LONDON, Feb. 5 (Xinhua) -- More than five years after the financial crisis, tensions in global financial markets, notably those in Europe, have eased in recent months, the London-based think-tank National Institute for Economic and Social Research (NIESR) has said.
In its latest global economic forecast published on Tuesday, NIESR's principal research fellow Dawn Holland attributed such improvements to the EU's commitment to maintaining the integrity of the eurozone and U.S. agreements over "fiscal cliff" to avoid the most tightening measures that would have pushed the economy toward recession.
"The firm decision by policy makers to support the Euro area in its current form and not allowing a dissolution has calmed the situation significantly and we have seen financial markets in particular respond to that," said Holland.
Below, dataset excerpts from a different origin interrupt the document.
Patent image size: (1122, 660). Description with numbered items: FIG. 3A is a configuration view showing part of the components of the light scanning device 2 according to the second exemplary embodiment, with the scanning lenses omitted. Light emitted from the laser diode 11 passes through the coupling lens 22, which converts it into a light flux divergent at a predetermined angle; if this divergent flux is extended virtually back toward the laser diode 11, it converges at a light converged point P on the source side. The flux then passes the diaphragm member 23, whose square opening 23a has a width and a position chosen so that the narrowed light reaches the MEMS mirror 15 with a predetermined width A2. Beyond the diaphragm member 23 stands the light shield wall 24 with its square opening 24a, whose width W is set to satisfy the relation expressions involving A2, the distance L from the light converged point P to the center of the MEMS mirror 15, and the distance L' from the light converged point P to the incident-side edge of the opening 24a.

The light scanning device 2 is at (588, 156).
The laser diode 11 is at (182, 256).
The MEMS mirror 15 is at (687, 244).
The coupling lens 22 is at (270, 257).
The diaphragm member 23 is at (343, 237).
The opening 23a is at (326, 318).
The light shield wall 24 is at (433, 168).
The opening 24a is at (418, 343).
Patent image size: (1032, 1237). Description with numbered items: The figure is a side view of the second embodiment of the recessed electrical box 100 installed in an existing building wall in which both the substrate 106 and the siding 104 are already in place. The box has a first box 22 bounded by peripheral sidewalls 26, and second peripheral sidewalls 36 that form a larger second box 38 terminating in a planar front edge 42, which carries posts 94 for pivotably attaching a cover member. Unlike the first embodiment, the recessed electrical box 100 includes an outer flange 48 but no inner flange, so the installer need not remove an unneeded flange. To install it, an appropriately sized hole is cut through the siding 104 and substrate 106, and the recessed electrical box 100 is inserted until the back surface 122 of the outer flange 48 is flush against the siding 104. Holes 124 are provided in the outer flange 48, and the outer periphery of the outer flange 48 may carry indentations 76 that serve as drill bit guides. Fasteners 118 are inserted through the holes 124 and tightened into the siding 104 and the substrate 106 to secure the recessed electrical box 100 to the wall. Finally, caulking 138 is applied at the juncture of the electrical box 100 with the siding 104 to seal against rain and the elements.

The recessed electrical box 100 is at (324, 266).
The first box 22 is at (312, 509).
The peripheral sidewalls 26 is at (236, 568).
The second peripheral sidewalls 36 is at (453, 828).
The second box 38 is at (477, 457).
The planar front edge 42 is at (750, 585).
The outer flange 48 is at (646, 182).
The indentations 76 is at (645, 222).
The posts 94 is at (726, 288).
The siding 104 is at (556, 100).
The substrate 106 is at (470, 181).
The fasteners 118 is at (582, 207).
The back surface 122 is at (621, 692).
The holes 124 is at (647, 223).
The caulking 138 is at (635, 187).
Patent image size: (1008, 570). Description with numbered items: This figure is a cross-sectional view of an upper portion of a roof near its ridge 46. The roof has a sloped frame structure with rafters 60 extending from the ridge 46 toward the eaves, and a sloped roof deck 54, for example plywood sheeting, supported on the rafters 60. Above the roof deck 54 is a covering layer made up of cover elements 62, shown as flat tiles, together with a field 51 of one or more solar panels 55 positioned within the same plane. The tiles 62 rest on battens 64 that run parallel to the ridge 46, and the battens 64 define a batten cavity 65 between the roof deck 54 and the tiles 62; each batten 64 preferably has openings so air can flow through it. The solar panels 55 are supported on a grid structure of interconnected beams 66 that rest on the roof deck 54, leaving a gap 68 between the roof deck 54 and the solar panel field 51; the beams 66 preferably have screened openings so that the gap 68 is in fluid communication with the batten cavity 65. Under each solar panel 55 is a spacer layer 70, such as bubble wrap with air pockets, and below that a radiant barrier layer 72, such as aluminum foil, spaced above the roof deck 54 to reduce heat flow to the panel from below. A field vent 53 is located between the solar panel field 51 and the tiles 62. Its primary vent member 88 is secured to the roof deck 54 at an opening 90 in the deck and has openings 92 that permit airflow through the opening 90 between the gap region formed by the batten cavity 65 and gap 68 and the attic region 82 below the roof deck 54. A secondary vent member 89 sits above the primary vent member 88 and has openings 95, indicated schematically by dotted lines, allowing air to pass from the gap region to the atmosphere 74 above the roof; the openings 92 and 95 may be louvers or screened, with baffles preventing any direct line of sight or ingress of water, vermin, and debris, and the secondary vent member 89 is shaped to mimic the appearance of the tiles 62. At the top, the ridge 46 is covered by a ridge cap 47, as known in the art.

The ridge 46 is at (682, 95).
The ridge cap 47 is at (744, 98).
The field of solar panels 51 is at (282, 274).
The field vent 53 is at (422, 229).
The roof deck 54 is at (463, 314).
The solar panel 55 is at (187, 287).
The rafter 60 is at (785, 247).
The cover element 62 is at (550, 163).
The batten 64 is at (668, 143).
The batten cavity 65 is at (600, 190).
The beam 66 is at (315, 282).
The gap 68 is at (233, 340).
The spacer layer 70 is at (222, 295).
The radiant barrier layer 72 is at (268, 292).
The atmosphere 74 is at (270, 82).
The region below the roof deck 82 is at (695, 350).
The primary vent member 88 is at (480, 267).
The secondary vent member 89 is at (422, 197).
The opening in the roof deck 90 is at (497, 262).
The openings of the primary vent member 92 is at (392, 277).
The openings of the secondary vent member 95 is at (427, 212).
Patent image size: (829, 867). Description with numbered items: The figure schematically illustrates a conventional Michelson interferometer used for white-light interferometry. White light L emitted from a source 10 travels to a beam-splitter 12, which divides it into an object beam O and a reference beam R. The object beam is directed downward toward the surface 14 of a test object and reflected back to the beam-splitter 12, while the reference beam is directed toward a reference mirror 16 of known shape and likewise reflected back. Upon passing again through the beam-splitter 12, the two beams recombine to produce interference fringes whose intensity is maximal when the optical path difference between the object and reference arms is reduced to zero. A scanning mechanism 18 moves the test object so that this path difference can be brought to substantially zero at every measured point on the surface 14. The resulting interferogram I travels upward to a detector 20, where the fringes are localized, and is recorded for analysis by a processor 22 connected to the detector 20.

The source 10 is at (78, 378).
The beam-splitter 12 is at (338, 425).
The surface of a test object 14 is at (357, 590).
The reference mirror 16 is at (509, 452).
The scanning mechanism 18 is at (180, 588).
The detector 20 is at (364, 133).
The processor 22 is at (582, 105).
However, the expert warned the global economy would remain weak and fragile, with this year's growth expected to be 3.3 percent and 3.7 percent in 2014, well below trend growth of 4-4.25 percent.
In addition, world trade, up 3 percent last year, was also significantly below trend growth of 6 percent. The figure this year is expected to remain well below trend, too.
The report said output in eurozone is expected to contract in 2013 given falls in Greece, Italy, Portugal, Spain, Slovenia and France while it forecast a 1.4-percent rise for Japan and a moderate 2.4-percent growth for the United States.
Holland said momentum to strengthen the global economy was undermined by "an impaired and opaque banking system" and fiscal austerity measures, especially in Europe.
Most significant growth was also undermined by a lack of confidence among households and businesses, who had been consistently disappointed by the failure of policy initiatives to improve the global economy.